Imagine what this does to a child's self-esteem!
We share information on this site, ideas that help us see our children in a different light. Once we get a better perspective - "change our mindset" as I told one parent, who promptly misunderstood me and got very huffy - we stand a better chance of giving our children the more appropriate and relevant discipline methods which take their unique problems into account.
You shouldn't punish what a child can't help. And there's no point punishing when the child already knows the lesson. Parents of PCs may never know the problems that can develop when we do things exactly the way they do, but with a difficult child instead of a easy child.
So to answer Sara's question in a nutshell - consider two families, side by side. One family is exclusively easy child. The other family has difficult children. Both families use exactly the same discipline methods for the same infractions. The easy child family kids improve their behaviour; the difficult child family kids rapidly get worse.
Is it bad parenting? No.
Did the parenting method contribute to the problem? Yes.
Is it the parents' fault? Yes, and no. Again, we're talking about blame, for something that simply couldn't be helped.

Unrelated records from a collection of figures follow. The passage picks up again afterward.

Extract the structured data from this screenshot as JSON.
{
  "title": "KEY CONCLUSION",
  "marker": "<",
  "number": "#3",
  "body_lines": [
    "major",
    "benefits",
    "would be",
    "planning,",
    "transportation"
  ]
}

If we aim to not punish a child for something they simply didn't understand, or couldn't help - then we should extend the same understanding to the parents whose discipline techniques (which would have been perfect for a good, malleable, capable easy child child) were simply the wrong fit for the difficult child they didn't fully understand at that time.
But as parents, we have a responsibility to learn, and to apply that learning so we can ensure that what we do with our children is as good a 'fit' as we can get.
We want our kids to improve. Therefore WE must also improve - as parents and as human beings. We need to forgive ourselves, and each other, because we have a lot of unlearning to do.
And we need to treat our kids as we would want to be treated ourselves.
On this site we get a broad spectrum of parents dealing with a broad spectrum of problems. Some of us learn; some of us don't.
For a doctor to tell us that we're bad parents, and tat our child's disability has been caused by bad parenting - it doesn't sit well. And frankly, I think it's putting the cart before the horse. It's the other way around - the disability in the child has led to the parents' methods, which would normally be valid, being a bad fit FOT THAT CHILD.
So yes, parenting methods need to be changed, for so many of us. But not because WE got it wrong, but because OUR CHILD is the wrong fit for that method.
A doctor prescribes antibiotics, but the patient develops an allergic reaction. Is it the doctor's fault? Well, not really (although it depends on how you view it). But the doctor has a responsibility to his patient to change the antibiotic to one which is appropriate to the need (so the drug will do what the particular disease requires to be done in order to cure it) and also to choose one which the patient is likely to better tolerate.